Food Eaten Alive and Moving?

I saw it on one of the Faces of Death movies back when I was a teenager. No idea if it was legit.

The actual Faces of Death scene is fake. It is as far as I can tell the only animal scene in that movie that is faked.

On one of the Amazing Race episodes from ages ago, the teams had to eat live baby octopus (already mentioned above), so if you search old episodes of The Amazing Race in Korea you could find video evidence of what you are looking for. This would have been around 2002-ish.

The day after the episode aired, I mentioned it to a labmate of mine who is from Korea. He said live baby octopus is really good. I told him that they complained about the octopus suckers sticking to the insides of their mouths making it very hard to eat. He said, they should have dipped the octopus in the sesame oil provided with the octopus to keep the suckers from sticking.

This thread is full of eww.

But I came in to mention grubs. They are a staple in some parts of the world.

Really?
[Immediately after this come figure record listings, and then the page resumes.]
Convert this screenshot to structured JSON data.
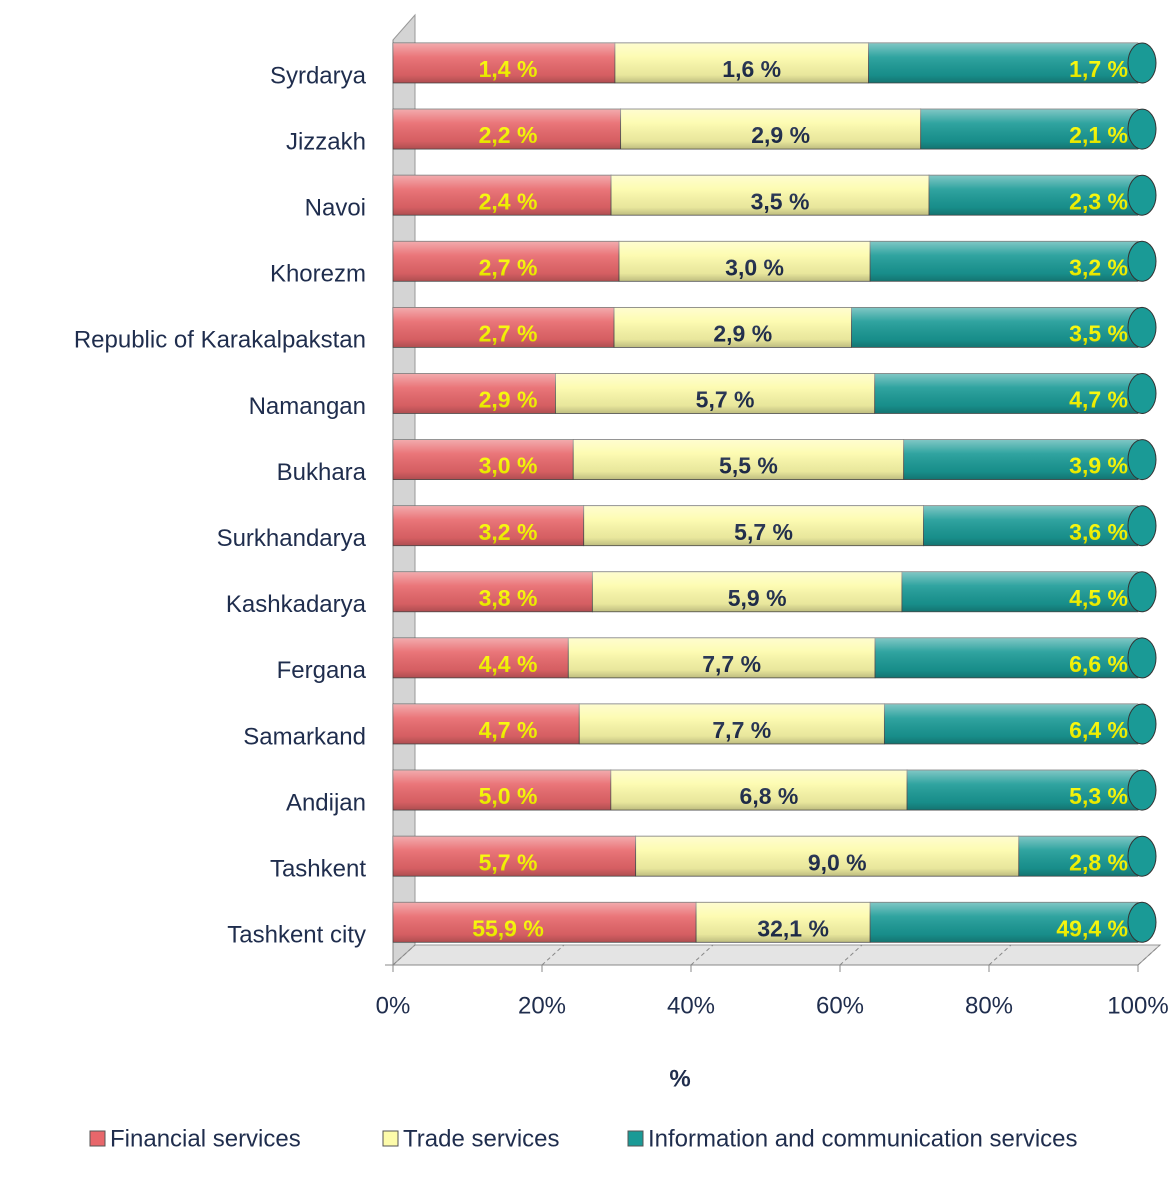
{
  "chart_data": {
    "type": "bar",
    "orientation": "horizontal",
    "stacking": "percent",
    "x_label": "%",
    "categories": [
      "Syrdarya",
      "Jizzakh",
      "Navoi",
      "Khorezm",
      "Republic of Karakalpakstan",
      "Namangan",
      "Bukhara",
      "Surkhandarya",
      "Kashkadarya",
      "Fergana",
      "Samarkand",
      "Andijan",
      "Tashkent",
      "Tashkent city"
    ],
    "series": [
      {
        "name": "Financial services",
        "color": "#e8676b",
        "label_color": "#ffff00",
        "values": [
          1.4,
          2.2,
          2.4,
          2.7,
          2.7,
          2.9,
          3.0,
          3.2,
          3.8,
          4.4,
          4.7,
          5.0,
          5.7,
          55.9
        ],
        "value_labels": [
          "1,4 %",
          "2,2 %",
          "2,4 %",
          "2,7 %",
          "2,7 %",
          "2,9 %",
          "3,0 %",
          "3,2 %",
          "3,8 %",
          "4,4 %",
          "4,7 %",
          "5,0 %",
          "5,7 %",
          "55,9 %"
        ]
      },
      {
        "name": "Trade services",
        "color": "#fdfbaa",
        "label_color": "#1f2d4d",
        "values": [
          1.6,
          2.9,
          3.5,
          3.0,
          2.9,
          5.7,
          5.5,
          5.7,
          5.9,
          7.7,
          7.7,
          6.8,
          9.0,
          32.1
        ],
        "value_labels": [
          "1,6 %",
          "2,9 %",
          "3,5 %",
          "3,0 %",
          "2,9 %",
          "5,7 %",
          "5,5 %",
          "5,7 %",
          "5,9 %",
          "7,7 %",
          "7,7 %",
          "6,8 %",
          "9,0 %",
          "32,1 %"
        ]
      },
      {
        "name": "Information and communication services",
        "color": "#1a9a96",
        "label_color": "#ffff00",
        "values": [
          1.7,
          2.1,
          2.3,
          3.2,
          3.5,
          4.7,
          3.9,
          3.6,
          4.5,
          6.6,
          6.4,
          5.3,
          2.8,
          49.4
        ],
        "value_labels": [
          "1,7 %",
          "2,1 %",
          "2,3 %",
          "3,2 %",
          "3,5 %",
          "4,7 %",
          "3,9 %",
          "3,6 %",
          "4,5 %",
          "6,6 %",
          "6,4 %",
          "5,3 %",
          "2,8 %",
          "49,4 %"
        ]
      }
    ],
    "xlim": [
      0,
      100
    ],
    "xticks": [
      {
        "value": 0,
        "label": "0%"
      },
      {
        "value": 20,
        "label": "20%"
      },
      {
        "value": 40,
        "label": "40%"
      },
      {
        "value": 60,
        "label": "60%"
      },
      {
        "value": 80,
        "label": "80%"
      },
      {
        "value": 100,
        "label": "100%"
      }
    ],
    "legend": "bottom"
  }
}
They would be rubbish at holding paper together

You need a special grub gun.

It’s not people food AFAIK, but people who study apes have observed that the "termire fisdhing’ that chimps do produces a handful of live termites (scraped off between thumb and forefinger as you draw the “stick” through your fingers) that are thrown into the mouth and “chewed furiously”. If they don’t chew furiously, the still-living termite soldiers will bite the tongue and hang on.

THAT would add spice to a meal.

20yrs ago, when I was in SE Asia, there was an article in a local paper about a raid in Hong Kong of a Monkey Brain dinner. People had paid $10,000 each to attend, etc. People would be charged!

Also, I once met a man who insisted he had partaken of such a thing himself. He was Chinese, and old, this was in Singapore, many years ago.

Neither are evidence of anything, I assure you. The paper just likes juicy scandalous stories, and even with pictures, hardly proof. And the old Chinese man was probably just stringing me along to see if I’d believe him. When I asked my Chinese friend she said, she wasn’t certain herself if it wasn’t once served, eons ago to some stupid emperor, and that it’s been nothing but myth ever since!

Actually no. Oysters should be very much alive when you eat them. That’s why you have the lemon. You touch the lemon to the oyster and it should recoil from the lemon. If it doesn’t, don’t eat it!

One of the better sushi places here serves some kind of large shrimp on their deluxe sashimi that is still waving its antennae when it gets to the table. Since it has been bisected at that point, I’m not sure it counts as being alive, though. I have never ordered it personally and have seen more than one startled customer send it back to be cooked.

I eat a lot of raw live oysters and have never witnessed them recoil from lemon. Although I mostly eat them unadorned or occasionally a bit of mignonette sauce.

I have eaten many live cicadas when they all came out a few years back. They were definitely moving.

Many years ago, Cecil dedicated an entire Straight Dope column on the monkey brains urban legend, and if I recall correctly, he never found any credible evidence that people actually ate live monkeys, it was apparently just too good of a story to die off…

Witchetty grubs are sometimes eaten raw (though I don’t know how common that really is/was).

Sawagani crab.
It could kill you.

Ikizukuri has been mentioned (apparently, I’ve been living here too long, it wouldn’t have occurred to me that someone might think it’s an urban legend). Another delicacy from Japan, that I haven’t yet had the opportunity to sample, is shirouo-no-odori-gui. It’s tiny translucent fish, ice gobies, that are eaten alive and unprepared. The odori in odori-gui means “dance” because the food dances in your mouth.

Live waxworms are pretty good, believe it or not.

They’re also good cooked. They taste like slightly almond-flavored shrimp.

I’ve eaten live termites while in the rain forests of central america. Tasted like mint, based upon the tree they were living in and dining upon.

I’m reminded of the joke about the little hayseed boy having dinner in the big city, who was brought a big bowl of quivering Jell-O. He took one look at it and said, “I cain’t eat this, it ain’t dead yet!”

You ate live… cicadas…??? Were they making that annoying sound they always make?

I can’t imagine a worse meal. Offensive to the eyes, ears, and probably tongue.

Okay, sorry for my dumb question (I’ve never had oysters before), but I thought you could bake oysters? Isn’t that what oysters Rockefeller is? They don’t survive the baking, do they?